By Trends • Apr 30th, 2009

As the maxim goes, “Buy in gloom, sell in a boom.” Aabar Petroleum Investments Company is certainly doing the first bit.



As the maxim goes, “Buy in gloom, sell in a boom.” Aabar Petroleum Investments Company is certainly doing the first bit. On Mar. 22, it secured a 9.1 percent stake in embattled car manufacturer Daimler, for 1.95 billion euros ($2.65 billion) in cash.

 

As many analysts and commentators scratch their heads trying to work out when the markets will bottom out, this deal shows that cooler heads are prevailing at the business table, and that the phase of “wait and see” attitudes in this recession may be drawing to a close, at least in the Gulf region.

 

Matthew Wakeman, managing director of cash and equity at EFG-Hermes brokerage, sees the deal as, “a further move to diversify from [Abu Dhabi’s] dependence on oil for revenue, and increase its manufacturing knowledge and production.

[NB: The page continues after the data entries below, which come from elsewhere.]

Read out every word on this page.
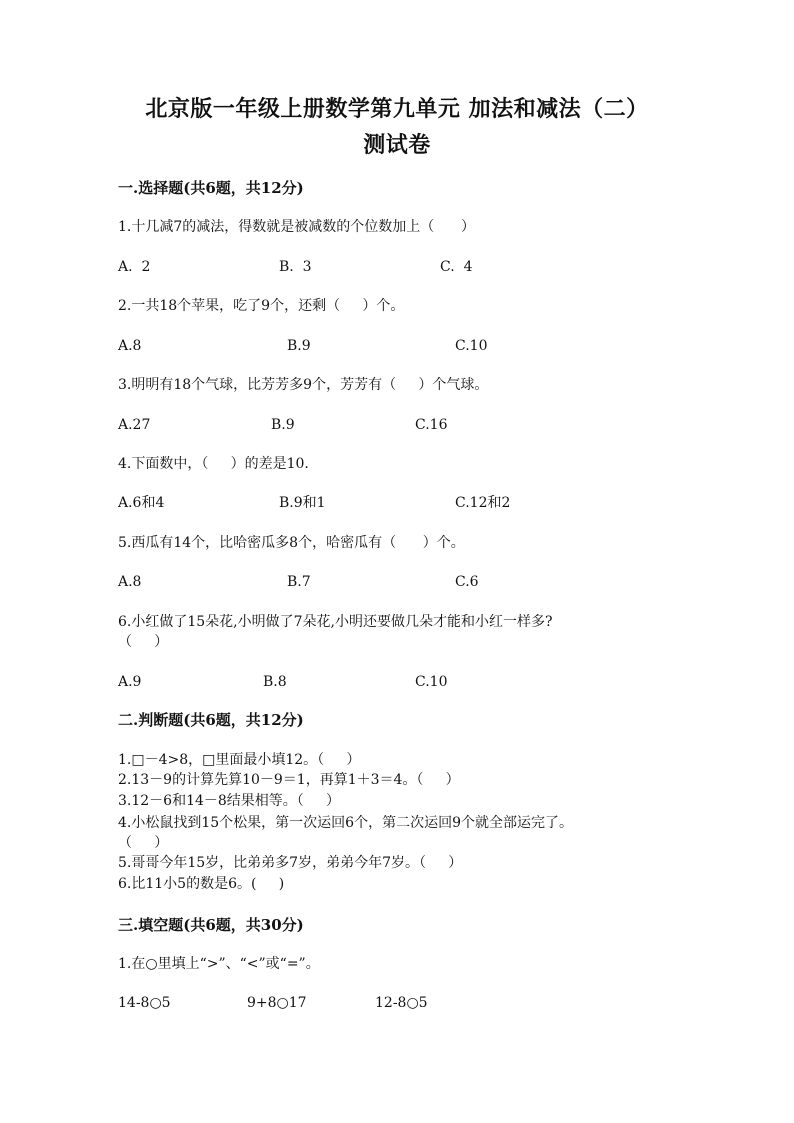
北京版一年级上册数学第九单元 加法和减法（二）
测试卷
一.选择题(共6题，共12分)
1.十几减7的减法，得数就是被减数的个位数加上（      ）
A.  2	B.  3	C.  4
2.一共18个苹果，吃了9个，还剩（     ）个。
A.8	B.9	C.10
3.明明有18个气球，比芳芳多9个，芳芳有（     ）个气球。
A.27	B.9	C.16
4.下面数中，（     ）的差是10.
A.6和4	B.9和1	C.12和2
5.西瓜有14个，比哈密瓜多8个，哈密瓜有（      ）个。
A.8	B.7	C.6
6.小红做了15朵花,小明做了7朵花,小明还要做几朵才能和小红一样多?
（     ）
A.9	B.8	C.10
二.判断题(共6题，共12分)
1.□－4>8，□里面最小填12。（     ）
2.13－9的计算先算10－9＝1，再算1＋3＝4。（     ）
3.12－6和14－8结果相等。（     ）
4.小松鼠找到15个松果，第一次运回6个，第二次运回9个就全部运完了。
（     ）
5.哥哥今年15岁，比弟弟多7岁，弟弟今年7岁。（     ）
6.比11小5的数是6。(     )
三.填空题(共6题，共30分)
1.在○里填上“>”、“<”或“=”。
14-8○5	9+8○17	12-8○5
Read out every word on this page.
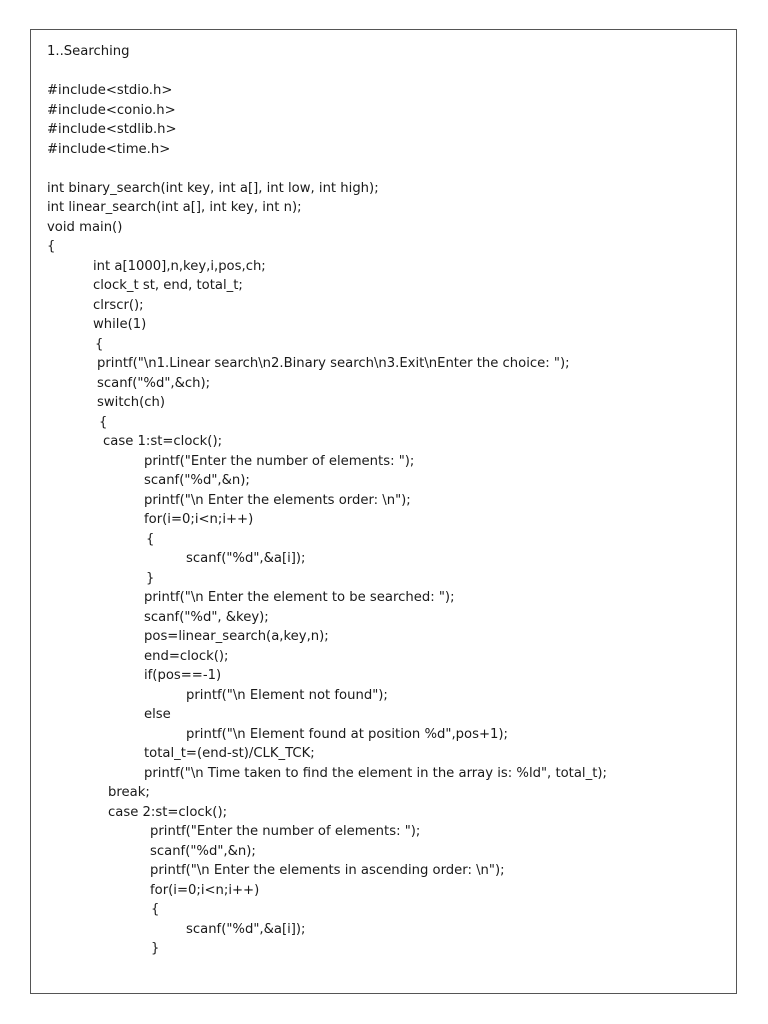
1..Searching
#include<stdio.h>
#include<conio.h>
#include<stdlib.h>
#include<time.h>
int binary_search(int key, int a[], int low, int high);
int linear_search(int a[], int key, int n);
void main()
{
int a[1000],n,key,i,pos,ch;
clock_t st, end, total_t;
clrscr();
while(1)
{
printf("\n1.Linear search\n2.Binary search\n3.Exit\nEnter the choice: ");
scanf("%d",&ch);
switch(ch)
{
case 1:st=clock();
printf("Enter the number of elements: ");
scanf("%d",&n);
printf("\n Enter the elements order: \n");
for(i=0;i<n;i++)
{
scanf("%d",&a[i]);
}
printf("\n Enter the element to be searched: ");
scanf("%d", &key);
pos=linear_search(a,key,n);
end=clock();
if(pos==-1)
printf("\n Element not found");
else
printf("\n Element found at position %d",pos+1);
total_t=(end-st)/CLK_TCK;
printf("\n Time taken to find the element in the array is: %ld", total_t);
break;
case 2:st=clock();
printf("Enter the number of elements: ");
scanf("%d",&n);
printf("\n Enter the elements in ascending order: \n");
for(i=0;i<n;i++)
{
scanf("%d",&a[i]);
}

A premium brand such as this opens the doors for cooperation and regional expansion in the future,” he says.

 

“The timing is particularly good, as it provides Daimler with a cash injection at a very challenging time for the auto industry.”

 

Listed on the Abu Dhabi Securities Exchange, Aabar is mainly owned by the International Petroleum Investment Company (IPIC), which in turn is owned by the Abu Dhabi government. Aabar’s move represents a change in its strategic focus, widening its investment activities from the energy sector into areas such as finance and real estate. It was Aabar, for example, that quietly bought AIG Private bank after the US finance group’s financial problems were made public last year.

 

One day after the Daimler deal, Aabar completed the final payment and conversion of its bond issue into shares for IPIC, which now holds a 71 percent stake. This represents what is known as the Chinese box strategy – where parent companies retain controlling interest in smaller holding companies that own a stake in a corporate asset. (One of the more notable examples of this was the takeover of Telecom Italia in 1999 by Pirelli and the Benetton family.)